Comment financer cette entreprise ? Pour le moment, la Communauté a mis à ma disposition vos donations reçues lors de mon voyage en Europe, tout en y ajoutant une participation importante de Deir Mar Moussa. Pour sa part, Mgr. Louis Sako s’est montré généreux et ne m’a laissé dépenser presque rien jusqu’à ce jour. N’empêche que nous devons trouver un financement durable. L’Évêque propose qu’un ou deux d’entre nous cherchent du travail. Il existe diverses possibilités ; comme, par exemple, une école gérée par des religieuses locales, où l’enseignement s’effectue en anglais ; à l’office étatique de la culture… A Sulaymaniya, il y a bon nombre d’organismes humanitaires dont les projets sont apparentés à des aspects de notre vocation. De toute façon, une vraie priorité sera certainement de nous engager dans l’étude intensive de la langue kurde. Avec la connaissance du kurde et de l’arabe, entre autres, les occasions de travail seront sûrement plus nombreuses.
Chers amis, nous vous remercions de vos prières, spécialement celles offertes pour la réconciliation en Syrie. L’Irak aussi en a besoin, spécialement aujourd’hui, après le retrait des soldats américains. Au lieu du cheminement souhaitable vers la réconciliation, la situation pourrait déboucher vers une nouvelle spirale de la violence. Même dans le Nord de l’Irak – le Kurdistan –, les signes sont ambigus. Il y a une grande espérance, mais aussi diverses zones d’ombre. Tout dépend du dialogue entre les communautés. Les chrétiens locaux peuvent jouer un rôle important en vue de la réconciliation car, comme je l’ai déjà évoqué, ils sont ethniquement liés avec toutes les composantes de la société irakienne. Mgr. Louis Sako l’a très bien compris et a grand soin d’inviter au dialogue les divers représentants de toutes les appartenances. En Syrie, par contre, les perspectives sont pour le moment plus sombres. Tout fait penser que l’on se trouve à l’orée d’une guerre civile. Malgré tout, je garde espoir en la capacité de dialogue – don précieux à redécouvrir – du peuple syrien.
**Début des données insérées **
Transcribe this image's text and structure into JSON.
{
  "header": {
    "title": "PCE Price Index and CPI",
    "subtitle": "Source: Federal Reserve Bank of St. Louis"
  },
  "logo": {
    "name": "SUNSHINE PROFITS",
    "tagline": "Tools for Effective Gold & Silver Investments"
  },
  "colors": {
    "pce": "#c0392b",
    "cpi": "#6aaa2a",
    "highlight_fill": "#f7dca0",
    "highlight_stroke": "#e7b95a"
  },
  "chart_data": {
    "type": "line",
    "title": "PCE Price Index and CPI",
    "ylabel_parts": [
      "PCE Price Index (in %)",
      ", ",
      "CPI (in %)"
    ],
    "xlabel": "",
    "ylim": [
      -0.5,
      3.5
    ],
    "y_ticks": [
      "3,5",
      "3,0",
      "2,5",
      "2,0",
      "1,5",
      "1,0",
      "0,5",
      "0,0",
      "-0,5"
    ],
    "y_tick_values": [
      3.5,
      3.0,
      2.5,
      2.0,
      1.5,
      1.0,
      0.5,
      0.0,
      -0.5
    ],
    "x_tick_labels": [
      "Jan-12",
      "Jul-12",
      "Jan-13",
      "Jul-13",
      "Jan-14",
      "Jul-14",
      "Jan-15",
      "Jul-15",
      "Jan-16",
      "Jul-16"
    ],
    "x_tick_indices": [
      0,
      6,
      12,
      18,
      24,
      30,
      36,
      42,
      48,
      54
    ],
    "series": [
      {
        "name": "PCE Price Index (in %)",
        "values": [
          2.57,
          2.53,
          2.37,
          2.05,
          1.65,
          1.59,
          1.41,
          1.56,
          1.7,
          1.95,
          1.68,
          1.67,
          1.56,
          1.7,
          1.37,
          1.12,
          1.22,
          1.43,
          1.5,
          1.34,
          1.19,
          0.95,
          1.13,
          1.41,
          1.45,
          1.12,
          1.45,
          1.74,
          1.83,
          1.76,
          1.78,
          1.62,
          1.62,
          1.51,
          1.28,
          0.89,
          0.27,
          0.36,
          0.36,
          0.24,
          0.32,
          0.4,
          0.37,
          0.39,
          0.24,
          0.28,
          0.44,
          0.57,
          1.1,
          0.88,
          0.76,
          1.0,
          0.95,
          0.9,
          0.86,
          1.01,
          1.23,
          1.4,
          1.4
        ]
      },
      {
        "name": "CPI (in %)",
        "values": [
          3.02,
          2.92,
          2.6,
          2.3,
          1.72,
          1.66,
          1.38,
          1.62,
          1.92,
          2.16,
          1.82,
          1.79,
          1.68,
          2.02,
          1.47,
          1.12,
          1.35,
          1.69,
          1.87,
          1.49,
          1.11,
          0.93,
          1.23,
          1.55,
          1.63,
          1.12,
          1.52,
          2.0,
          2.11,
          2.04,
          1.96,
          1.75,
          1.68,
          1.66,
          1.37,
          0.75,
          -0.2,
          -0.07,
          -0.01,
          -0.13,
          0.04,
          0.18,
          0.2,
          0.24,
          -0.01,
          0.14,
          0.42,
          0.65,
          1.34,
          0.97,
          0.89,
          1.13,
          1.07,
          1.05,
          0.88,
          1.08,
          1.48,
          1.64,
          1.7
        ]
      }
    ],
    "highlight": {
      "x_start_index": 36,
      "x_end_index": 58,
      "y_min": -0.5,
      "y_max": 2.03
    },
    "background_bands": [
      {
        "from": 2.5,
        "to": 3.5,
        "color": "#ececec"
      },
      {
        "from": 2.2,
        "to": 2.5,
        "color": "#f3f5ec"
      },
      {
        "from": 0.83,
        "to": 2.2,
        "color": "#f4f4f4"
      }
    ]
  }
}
Nous aussi de la Communauté al-Khalil, nous prions pour vous tous et pour chacun en particulier.
Joyeux Noël et Bonne Année de la part de toute notre Communauté.
Frère Jens
P.S.: Vous savez probablement déjà que la décision d’expulser Père Paolo est à présent suspendue, sous condition qu’il reste loin du débat politique. Rester en Syrie nous paraît la véritable priorité pour le moment.